Wednesday, April 28, 2010

The Ever Elusive, Ice-Cold, Glass Bottle of Orange Crush Soda


Alright, folks. Two disparaging things happened today:

1.) I did NOT get a phone call with a job offer from a highly successful accounting firm I have been interviewing at which has an office in downtown Minneapolis on the 23rd floor of a skyscraper. So I have begun to second-guess my skill set and my interviewing approach, despite the fact that the hiring manager seemed to be a HUGE advocate for me in the interview with the CMO.

2.) On the second day of my social experiment on being a kid again, I drove around Chaska looking for an ice-cold, glass bottle of Orange Crush soda and couldn't find any. So I had to settle for an ice-cold, plastic bottle of Coca-Cola, a suitable alternative, even for this pre-diabetic, almost 40-year old. Sure they had Orange Fanta, but I just couldn't pull the trigger on that one. Sorry, Fanta people. I just can't get into a soda that shares three letters with the word FART.

So anyway, the plan was to get an ice-cold, glass bottle of Orange Crush soda and sit on the curb in front of my house and just watch things: clouds, birds, the stocky neighbor mowing his lawn, etc. So I sat there, which wasn't as easy as it used to be as kid (we have those sloped curbs as opposed to the high round ones). I saw a rabbit under a pine tree, some birds and even a dove or two. The rabbit seemed more interesting. It's funny how rabbits have this illusion that if they sit still in their furry little rabbit-ball pose, that humans and other predators can't see them. I suppose in the wilds that works for rabbits, in a sub-division, maybe not so much.

As much as I thought about myself as that rabbit – hunched up in a ball and hiding under a tree from our mortgage company and impending hardship – my attention was drawn to the plastic bottle of Coca-Cola.

God, a cold soda tastes so DAMN good after a day of gardening and a long walk with the dog.

Anyway, I sat there with that plastic bottle and remembered back in the seventies, holding that glass bottle of Orange Crush – so cold, you had to switch hands with it until you were done. But it tasted so damn crisp and sweet, you'd guzzle it all down, knowing full well your throat would be frozen afterward. No one cared, then. Hot day. Ice-cold Crush. Yum. Soda always seems to taste better in glass bottles.

An interesting aside, but I took a business trip to Pasadena, California last year around this time. Had to close down a branch of my former company (early warning signs, huh). But while there, I took in a slice of pizza and an ice-cold, glass bottle of Coca-Cola in a dinky Santa Monica pizzeria at a small table where Harrison Ford once sat to have a slice of pizza and an ice-cold bottle of Coca-Cola. I took a picture of the picture of Harrison Ford in that pizzeria. I suppose that isn't important to my thoughts today, but still a nice addition to my growing connections to the famous actor.

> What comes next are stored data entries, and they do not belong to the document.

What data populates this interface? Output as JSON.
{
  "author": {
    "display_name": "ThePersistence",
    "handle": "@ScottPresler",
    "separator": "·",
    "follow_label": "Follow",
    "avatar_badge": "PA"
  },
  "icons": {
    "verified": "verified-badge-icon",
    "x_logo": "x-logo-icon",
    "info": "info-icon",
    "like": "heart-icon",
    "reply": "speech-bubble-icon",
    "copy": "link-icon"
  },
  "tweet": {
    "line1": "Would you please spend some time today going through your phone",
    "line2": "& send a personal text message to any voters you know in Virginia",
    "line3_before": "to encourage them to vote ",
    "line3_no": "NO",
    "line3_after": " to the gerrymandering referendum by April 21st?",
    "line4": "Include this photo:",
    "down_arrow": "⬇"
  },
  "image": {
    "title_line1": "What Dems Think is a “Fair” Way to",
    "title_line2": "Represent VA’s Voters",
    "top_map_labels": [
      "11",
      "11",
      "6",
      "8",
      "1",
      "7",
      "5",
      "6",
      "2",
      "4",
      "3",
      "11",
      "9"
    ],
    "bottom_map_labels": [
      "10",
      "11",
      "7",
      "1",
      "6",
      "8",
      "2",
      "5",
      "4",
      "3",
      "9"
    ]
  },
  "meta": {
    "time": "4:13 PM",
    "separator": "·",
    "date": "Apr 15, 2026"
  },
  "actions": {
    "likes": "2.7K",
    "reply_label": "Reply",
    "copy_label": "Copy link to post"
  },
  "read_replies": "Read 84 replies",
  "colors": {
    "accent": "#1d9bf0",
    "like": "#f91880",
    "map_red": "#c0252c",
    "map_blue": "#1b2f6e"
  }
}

Back to the point, my darling wife recently reminded me that soda didn't taste better back in the seventies because of the bottle type, but because of the switch in ingredients (yes, I really am that thick sometimes). Soda today is festooned with high fructose corn syrup, whereas soda back in the day was made with straight sugar.

Couple that move by the soda industry with the switch to plastic bottles and it makes you wonder if entrusting more aspects of our lives to big businesses is really the answer here. I mean it's one thing to be the ground zero point in revolutionizing the way American children contract diabetes, but to also tackle destroying the environment with plastic seems to point at a senseless use of multi-tasking.

Granted, these companies probably didn't know these things would turn into terrible things, but the driving force behind the changes was money. Corn syrup and plastic are cheaper than their predecessors, so making the switch, even though it effects countless millions of lives, made a handful of corporate big-wigs pretty damn rich. But at least they have priorities, right?

Wow.

All that from watching a rabbit hunch under a pine tree while drinking a soda. I bet it had a lot to do with the sugar rush. I mean, the high fructose corn syrup rush.